Tecnologia identifica biomarcadores e pode auxiliar no diagnóstico precoce, especialmente onde há pouco acesso à mamografia
Pesquisadores brasileiros desenvolveram um exame de sangue capaz de auxiliar na detecção precoce do câncer de mama, com cerca de 95% de precisão nos estudos iniciais.

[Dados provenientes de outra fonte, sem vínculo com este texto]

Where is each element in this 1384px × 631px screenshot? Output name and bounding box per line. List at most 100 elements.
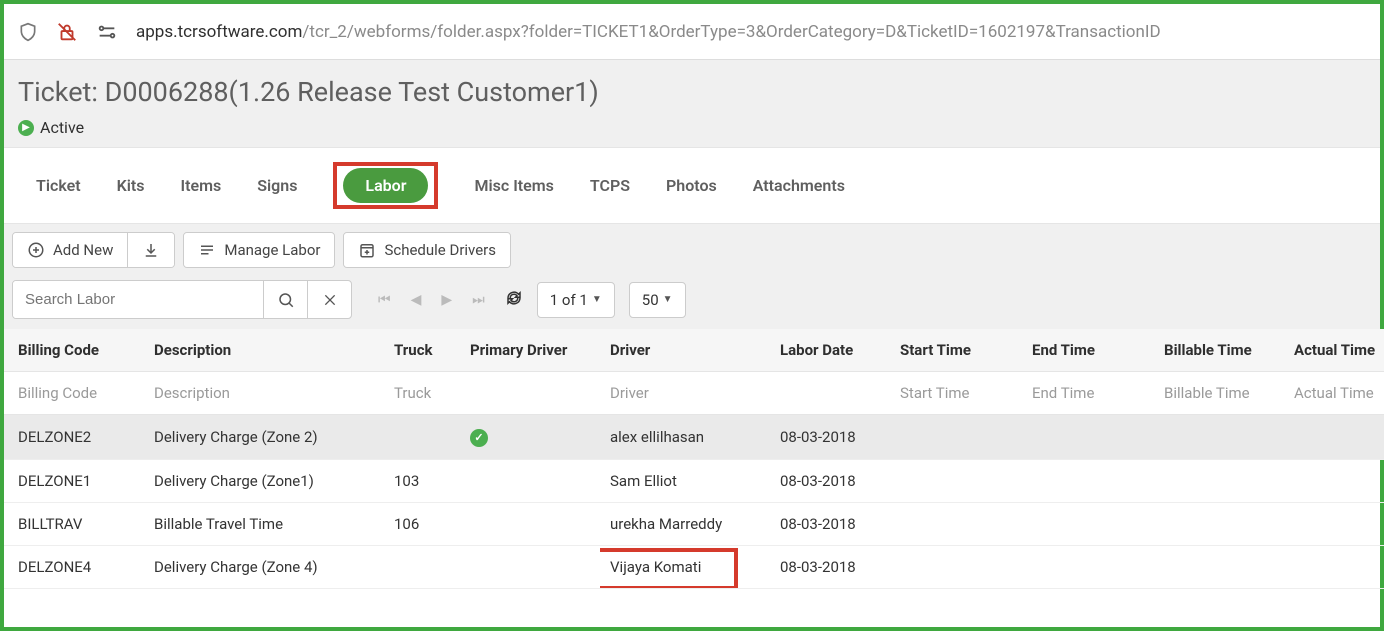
driver-highlight: Vijaya Komati: [610, 558, 701, 576]
cell-truck: 106: [384, 502, 460, 545]
manage-labor-button[interactable]: Manage Labor: [184, 233, 334, 267]
page-of-label: 1 of 1: [550, 291, 588, 309]
list-icon: [198, 241, 216, 259]
cell-billing-code: DELZONE4: [4, 545, 144, 588]
filter-description[interactable]: Description: [144, 372, 384, 415]
search-icon: [277, 291, 295, 309]
col-truck[interactable]: Truck: [384, 329, 460, 372]
cell-labor-date: 08-03-2018: [770, 545, 890, 588]
col-billable-time[interactable]: Billable Time: [1154, 329, 1284, 372]
cell-labor-date: 08-03-2018: [770, 415, 890, 460]
caret-down-icon: ▼: [592, 294, 602, 305]
col-labor-date[interactable]: Labor Date: [770, 329, 890, 372]
tab-bar: Ticket Kits Items Signs Labor Misc Items…: [4, 147, 1380, 224]
search-input[interactable]: [13, 281, 263, 318]
cell-labor-date: 08-03-2018: [770, 502, 890, 545]
filter-labor-date[interactable]: [770, 372, 890, 415]
search-button[interactable]: [263, 281, 307, 318]
tab-labor-highlight: Labor: [333, 162, 438, 209]
cell-billing-code: DELZONE2: [4, 415, 144, 460]
cell-labor-date: 08-03-2018: [770, 459, 890, 502]
filter-truck[interactable]: Truck: [384, 372, 460, 415]
page-size-label: 50: [642, 291, 659, 309]
address-bar: apps.tcrsoftware.com/tcr_2/webforms/fold…: [4, 4, 1380, 60]
download-button[interactable]: [127, 233, 174, 267]
cell-driver: urekha Marreddy: [600, 502, 770, 545]
table-row[interactable]: DELZONE1 Delivery Charge (Zone1) 103 Sam…: [4, 459, 1384, 502]
plus-circle-icon: [27, 241, 45, 259]
filter-actual-time[interactable]: Actual Time: [1284, 372, 1384, 415]
filter-row: ⏮ ◀ ▶ ⏭ 1 of 1 ▼ 50 ▼: [4, 276, 1380, 329]
schedule-drivers-button[interactable]: Schedule Drivers: [344, 233, 510, 267]
cell-truck: [384, 545, 460, 588]
grid-filter-row: Billing Code Description Truck Driver St…: [4, 372, 1384, 415]
cell-description: Delivery Charge (Zone 2): [144, 415, 384, 460]
pager-prev-icon[interactable]: ◀: [411, 292, 422, 308]
cell-primary-driver: ✓: [460, 415, 600, 460]
shield-icon: [18, 22, 38, 42]
col-end-time[interactable]: End Time: [1022, 329, 1154, 372]
col-primary-driver[interactable]: Primary Driver: [460, 329, 600, 372]
filter-billing-code[interactable]: Billing Code: [4, 372, 144, 415]
manage-labor-label: Manage Labor: [224, 241, 320, 259]
labor-grid: Billing Code Description Truck Primary D…: [4, 329, 1384, 589]
status-label: Active: [40, 118, 84, 137]
tab-attachments[interactable]: Attachments: [753, 176, 845, 195]
filter-end-time[interactable]: End Time: [1022, 372, 1154, 415]
cell-driver: alex ellilhasan: [600, 415, 770, 460]
tab-signs[interactable]: Signs: [257, 176, 297, 195]
download-icon: [142, 241, 160, 259]
refresh-icon[interactable]: [505, 289, 523, 311]
cell-truck: 103: [384, 459, 460, 502]
pager-next-icon[interactable]: ▶: [441, 292, 452, 308]
filter-start-time[interactable]: Start Time: [890, 372, 1022, 415]
filter-driver[interactable]: Driver: [600, 372, 770, 415]
col-billing-code[interactable]: Billing Code: [4, 329, 144, 372]
caret-down-icon: ▼: [663, 294, 673, 305]
toolbar: Add New Manage Labor Schedule Drivers: [4, 224, 1380, 276]
col-start-time[interactable]: Start Time: [890, 329, 1022, 372]
cell-driver: Sam Elliot: [600, 459, 770, 502]
tab-labor[interactable]: Labor: [343, 168, 428, 203]
cell-description: Billable Travel Time: [144, 502, 384, 545]
tab-ticket[interactable]: Ticket: [36, 176, 81, 195]
cell-truck: [384, 415, 460, 460]
pager-last-icon[interactable]: ⏭: [472, 292, 485, 308]
tab-misc-items[interactable]: Misc Items: [474, 176, 553, 195]
cell-billing-code: BILLTRAV: [4, 502, 144, 545]
close-icon: [322, 292, 338, 308]
cell-primary-driver: [460, 545, 600, 588]
status-active-icon: ▶: [18, 120, 34, 136]
settings-sliders-icon: [96, 21, 118, 43]
page-size-dropdown[interactable]: 50 ▼: [629, 282, 686, 318]
clear-search-button[interactable]: [307, 281, 351, 318]
col-driver[interactable]: Driver: [600, 329, 770, 372]
check-circle-icon: ✓: [470, 429, 488, 447]
col-description[interactable]: Description: [144, 329, 384, 372]
cell-description: Delivery Charge (Zone1): [144, 459, 384, 502]
table-row[interactable]: DELZONE4 Delivery Charge (Zone 4) Vijaya…: [4, 545, 1384, 588]
cell-description: Delivery Charge (Zone 4): [144, 545, 384, 588]
page-header: Ticket: D0006288(1.26 Release Test Custo…: [4, 60, 1380, 147]
pager: ⏮ ◀ ▶ ⏭: [378, 289, 523, 311]
col-actual-time[interactable]: Actual Time: [1284, 329, 1384, 372]
schedule-drivers-label: Schedule Drivers: [384, 241, 496, 259]
table-row[interactable]: DELZONE2 Delivery Charge (Zone 2) ✓ alex…: [4, 415, 1384, 460]
tab-kits[interactable]: Kits: [117, 176, 145, 195]
add-new-button[interactable]: Add New: [13, 233, 127, 267]
page-title: Ticket: D0006288(1.26 Release Test Custo…: [18, 76, 1366, 108]
tab-photos[interactable]: Photos: [666, 176, 717, 195]
filter-primary-driver[interactable]: [460, 372, 600, 415]
url-text[interactable]: apps.tcrsoftware.com/tcr_2/webforms/fold…: [136, 22, 1161, 42]
page-of-dropdown[interactable]: 1 of 1 ▼: [537, 282, 615, 318]
grid-header-row: Billing Code Description Truck Primary D…: [4, 329, 1384, 372]
cell-driver: Vijaya Komati: [600, 545, 770, 588]
cell-billing-code: DELZONE1: [4, 459, 144, 502]
table-row[interactable]: BILLTRAV Billable Travel Time 106 urekha…: [4, 502, 1384, 545]
cell-primary-driver: [460, 502, 600, 545]
filter-billable-time[interactable]: Billable Time: [1154, 372, 1284, 415]
pager-first-icon[interactable]: ⏮: [378, 292, 391, 308]
tab-items[interactable]: Items: [181, 176, 222, 195]
tab-tcps[interactable]: TCPS: [590, 176, 630, 195]
add-new-label: Add New: [53, 241, 113, 259]
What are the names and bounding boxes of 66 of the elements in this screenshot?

A tecnologia pode ampliar o acesso ao diagnóstico, principalmente em regiões com acesso a exames de imagem.
O teste, chamado RosalindTest, foi desenvolvido por cientistas da Faculdade de Medicina do ABC e utiliza a identificação de biomarcadores presentes no sangue para indicar a possível presença do câncer de mama ainda em estágios iniciais.
De acordo com os pesquisadores, o exame não substitui a mamografia, considerada o principal método de rastreamento da doença, mas pode funcionar como ferramenta complementar. A proposta é indicar, de forma mais acessível, quais pacientes devem ser encaminhadas para exames confirmatórios.
Uma das vantagens apontadas é a praticidade. Por se tratar de um exame de sangue, o procedimento não apresenta contraindicações e pode ser realizado em mulheres de diferentes faixas etárias. A expectativa é que a tecnologia contribua para ampliar o diagnóstico precoce, fator determinante para o sucesso do tratamento.
O câncer de mama é o tipo mais frequente entre mulheres no mundo. No Brasil, a estimativa é de cerca de 78,6 mil novos casos por ano entre 2026 e 2028, segundo projeções epidemiológicas.
Após a fase inicial de estudos clínicos, os pesquisadores pretendem avançar nos trâmites necessários para disponibilizar o exame no sistema público de saúde. A incorporação da tecnologia ainda depende de novas validações e de aprovação pelos órgãos reguladores.
Especialistas destacam que o diagnóstico precoce continua sendo a principal estratégia para reduzir a mortalidade pela doença, reforçando a importância da realização periódica de exames e do acompanhamento médico.